“Right.” Luca grins, and for a moment he looks like the kid he used to be instead of the soldier he’s become. “Keep your secrets, old man. For now.”
They leave, and I’m alone with the aftermath of blood and chaos. The house feels too quiet, too still. Like it’s holding its breath.
I head upstairs, and with every step, anticipation and dread twist together, a slow burn under my skin.
Living with a woman again—it’s going to change everything. I haven’t shared my space since Carlita died over twenty years ago. That marriage was business. Arranged. Clinical. We had separate rooms and came together only when duty demanded it.
She gave me two sons and asked for nothing in return. When cancer took her, I held her hand as she slipped away, and I felt...grateful. Grateful she’d been a good mother. Grateful she’d never expected love from me.
This thing with Mia is different. Dangerous. There’s fire between us that could burn down everything I’ve built, and I find myself wanting to fan the flames just to see how bright they’ll burn.
I reach our bedroom door and pause. Something’s wrong. The air feels different. Too quiet.
I push the door open.
The room looks normal. Bed made, lights on, everything in its place. But Mia isn’t here. The bathroom is empty. The balcony is vacant.
Her suitcase is gone.
“Goddamn it.”
I grab the nearest thing—a crystal vase—and hurl it at the wall. It explodes in a shower of glittering fragments, but the destruction does nothing to ease the fury clawing at my insides.
She ran. The moment my back was turned, she fucking ran.
A glint of gold on my nightstand catches my eye, and my heart stops.
Her rings.
She left them behind like a slap to the face. Like everything between us meant nothing.
I pocket the rings, and my hands are shaking. Not from anger this time. From something deeper. Something that feels dangerously close to panic.
Mia is out there, alone and unprotected. Kozlov proved tonight that he can get close to my home, close to the people I care about. If he gets his hands on her...
The thought sends ice shooting through my veins. She has no one to defend her. No training. No weapons.
My phone is in my hand before I fully realize I’m moving. Shaw picks up on the second ring.
“I need you to track a phone,” I tell my tech expert. “And check all flights to LA in the last hour.”
She thinks she can run from me. She thinks distance will keep her safe.

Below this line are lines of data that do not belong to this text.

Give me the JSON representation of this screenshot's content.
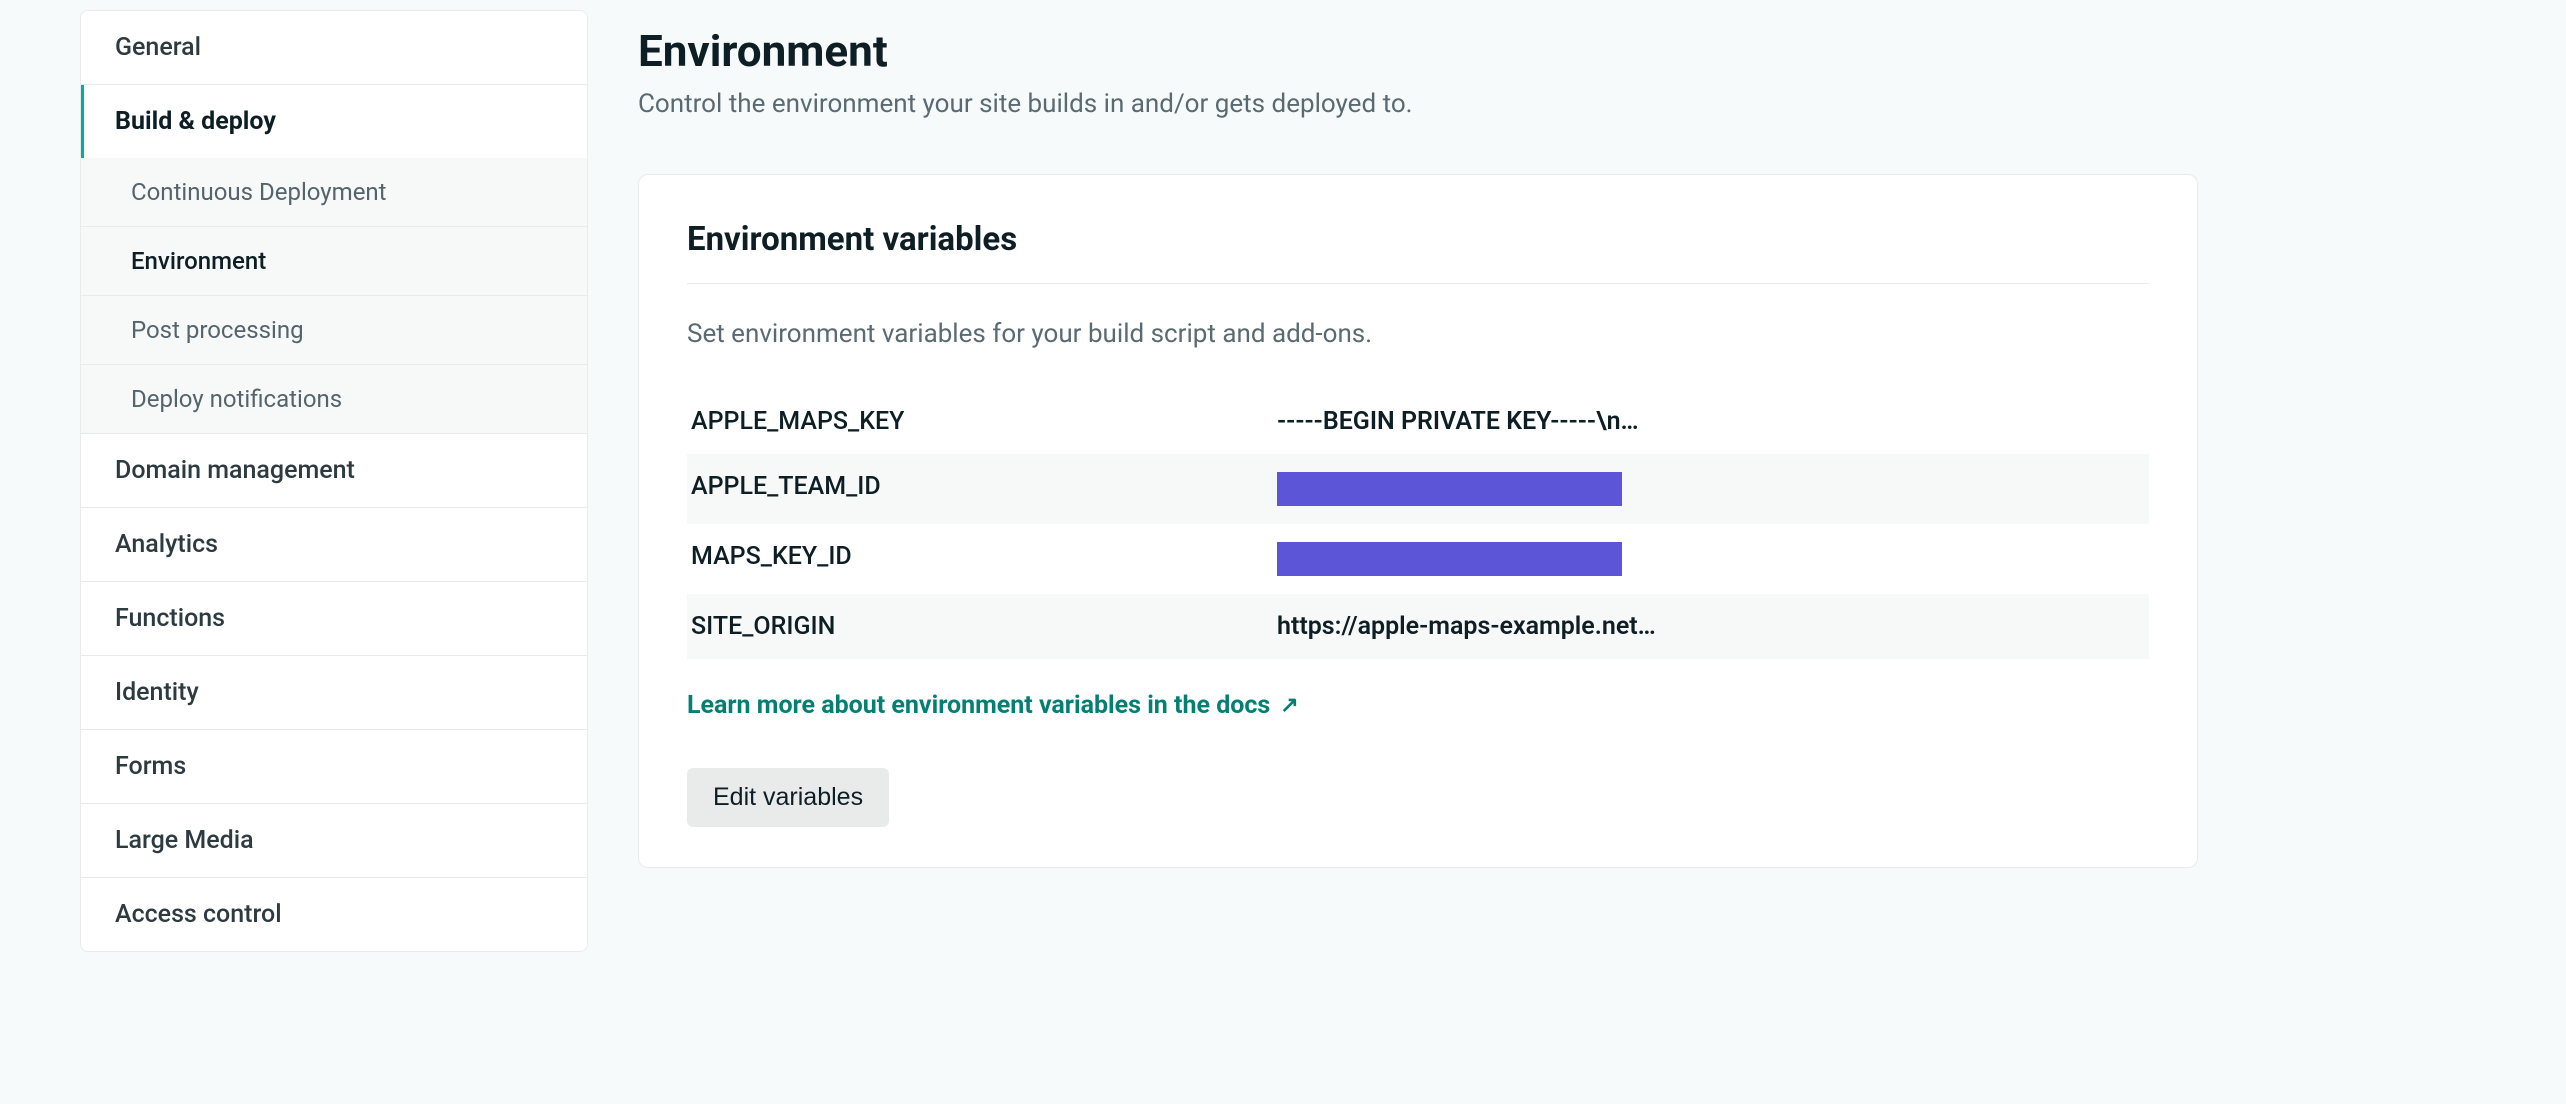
{
  "sidebar": {
    "items": [
      {
        "label": "General",
        "active": false
      },
      {
        "label": "Build & deploy",
        "active": true,
        "subitems": [
          {
            "label": "Continuous Deployment",
            "current": false
          },
          {
            "label": "Environment",
            "current": true
          },
          {
            "label": "Post processing",
            "current": false
          },
          {
            "label": "Deploy notifications",
            "current": false
          }
        ]
      },
      {
        "label": "Domain management",
        "active": false
      },
      {
        "label": "Analytics",
        "active": false
      },
      {
        "label": "Functions",
        "active": false
      },
      {
        "label": "Identity",
        "active": false
      },
      {
        "label": "Forms",
        "active": false
      },
      {
        "label": "Large Media",
        "active": false
      },
      {
        "label": "Access control",
        "active": false
      }
    ]
  },
  "page": {
    "title": "Environment",
    "subtitle": "Control the environment your site builds in and/or gets deployed to."
  },
  "card": {
    "title": "Environment variables",
    "description": "Set environment variables for your build script and add-ons.",
    "env_vars": [
      {
        "key": "APPLE_MAPS_KEY",
        "value": "-----BEGIN PRIVATE KEY-----\\n…",
        "redacted": false
      },
      {
        "key": "APPLE_TEAM_ID",
        "value": "",
        "redacted": true
      },
      {
        "key": "MAPS_KEY_ID",
        "value": "",
        "redacted": true
      },
      {
        "key": "SITE_ORIGIN",
        "value": "https://apple-maps-example.net…",
        "redacted": false
      }
    ],
    "docs_link_text": "Learn more about environment variables in the docs",
    "edit_button_label": "Edit variables"
  }
}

She’s wrong on both counts.
Mia is mine—wedding ring or no wedding ring, willing or not. She thinks three hundred miles will keep her safe from me. She’s about to learn how wrong she is.
The hunt begins now.
9
MIA
Going backto my regular life after marrying a mafia don feels like stepping out of a fever dream.
It’s Monday morning, and I’m exhausted as I drag myself out of bed. The flight from Vegas was only an hour, but I didn’t sleep a wink last night. Every sound in my crappy LA apartment had me on edge.
The neighbor’s TV. A car door slamming. Someone’s late-night Uber Eats delivery.